On September 30, 1864 the 1st Arkansas Consolidated Infantry was assigned to Brigadier General Evander McNair's 2nd (Arkansas) Brigade, Acting Major General Thomas J. Churchill’s 1st (Arkansas) Division, Major General John B. Magruder’s Second Army Corps, Army of the Trans-Mississippi and remained in that assignment through December 31, 1864. In mid October, 1864, Brigadier General McNair was the Acting Division Commander, with Division headquarters at Camden, Arkansas. On 17 November 1864, a union spy reported that the McNair's Brigade and Churhill's Division was in the vicinity of Camden, in Ouachita County, Arkansas. On 31 December 1864, General Kirby Smith's report on the organization of his forces lists the regiment, under the command of Lieutenant Colonel William W. Reynolds as still belonging to Brigadier General Evander McNair's, 2nd Brigade of Acting Major General Thomas J. Churchill's 1st Arkansas Infantry Division of Major General John B. Magruder's 2nd Army Corps, Confederate Army of the Trans-Mississippi.

On 22 January 1865, Major General Churchill was ordered to move his division to Minden, Louisiana, and occupy winter quarters. On 23 January 1865, Major General Churchill sent a dispatch to Colonel Hawthorn at Dooley's Ferry and directed his movement to Minden, Louisiana.

Union commanders in the Department of the Gulf reported on March 20, 1865 that General McNair's brigade was composed of the 1st, 2nd and 3rd Consolidated Regiments, Commanded by Colonels Cravens, Ried, and Williams respectively and that the regiments were made up of paroled prisoners from Vicksburg and Port Hudson. The report provided their location as Minden, Louisiana, with the rest of Churchill's Division. In early April 1865, the division concentrated near Shreaveport Louisiana, and then moved to Marshall, Texas by mid April 1865.

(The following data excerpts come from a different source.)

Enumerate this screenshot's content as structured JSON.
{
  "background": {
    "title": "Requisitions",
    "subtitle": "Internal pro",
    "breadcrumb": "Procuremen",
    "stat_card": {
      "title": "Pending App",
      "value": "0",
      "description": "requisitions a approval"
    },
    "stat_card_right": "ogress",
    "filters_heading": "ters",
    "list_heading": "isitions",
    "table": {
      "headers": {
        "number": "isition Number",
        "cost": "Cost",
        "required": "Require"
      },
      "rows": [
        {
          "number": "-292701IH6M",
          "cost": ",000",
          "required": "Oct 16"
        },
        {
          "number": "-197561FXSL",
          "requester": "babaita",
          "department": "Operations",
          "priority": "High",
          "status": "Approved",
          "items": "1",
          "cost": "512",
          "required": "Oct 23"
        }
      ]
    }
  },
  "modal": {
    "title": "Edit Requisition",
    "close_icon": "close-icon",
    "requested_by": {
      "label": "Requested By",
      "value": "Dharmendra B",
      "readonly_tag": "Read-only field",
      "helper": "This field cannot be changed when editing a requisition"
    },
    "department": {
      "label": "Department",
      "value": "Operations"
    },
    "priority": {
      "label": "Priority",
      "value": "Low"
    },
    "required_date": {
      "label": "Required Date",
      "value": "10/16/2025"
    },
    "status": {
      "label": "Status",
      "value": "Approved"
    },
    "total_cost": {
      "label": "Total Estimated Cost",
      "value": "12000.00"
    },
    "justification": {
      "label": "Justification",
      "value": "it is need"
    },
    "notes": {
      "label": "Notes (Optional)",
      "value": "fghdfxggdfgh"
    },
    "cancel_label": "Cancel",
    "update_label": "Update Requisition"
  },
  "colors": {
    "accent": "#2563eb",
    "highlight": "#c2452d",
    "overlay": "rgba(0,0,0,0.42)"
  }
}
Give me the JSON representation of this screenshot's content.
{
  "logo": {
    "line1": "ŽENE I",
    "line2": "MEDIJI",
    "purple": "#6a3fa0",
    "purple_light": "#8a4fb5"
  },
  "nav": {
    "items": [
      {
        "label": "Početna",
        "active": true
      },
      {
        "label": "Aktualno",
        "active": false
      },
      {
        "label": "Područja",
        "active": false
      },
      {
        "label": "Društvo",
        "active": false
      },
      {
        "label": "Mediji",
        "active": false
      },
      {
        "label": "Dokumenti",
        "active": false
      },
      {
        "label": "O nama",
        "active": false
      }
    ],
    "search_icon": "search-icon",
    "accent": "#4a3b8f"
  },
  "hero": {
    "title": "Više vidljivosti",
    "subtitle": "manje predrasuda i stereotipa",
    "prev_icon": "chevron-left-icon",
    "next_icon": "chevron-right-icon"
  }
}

This regiment surrendered with the Department of the Trans-Mississippi, General E. Kirby Smith commanding, May 26, 1865. When the Trans-Mississippi Department surrendered, all of the Arkansas infantry regiments were encamped in and around Marshall, Texas (war-ravaged Arkansas no longer able to subsist the army). The regiments were ordered to report to Shreveport, Louisiana, to be paroled. None of them did so. Some soldiers went to Shreveport on their own to be paroled, but the regiments simply disbanded without formally surrendering. A company or two managed to keep together until they got home. For example, Company G, 35th Arkansas Infantry Regiment, traveled back to Van Buren, Arkansas where they surrendered to the U.S. post commander in a formal ceremony, drawn up in front of the court-house, laying down their weapons, etc. But for the most part, the men simply went home. Many of the Arkansas Cavalry units, which had largely been furloughed for the winter of 1864-1865 following Price's disastrous Missouri Expedition did formally surrender at Jacksonport, Wittsburg, and a few other locations.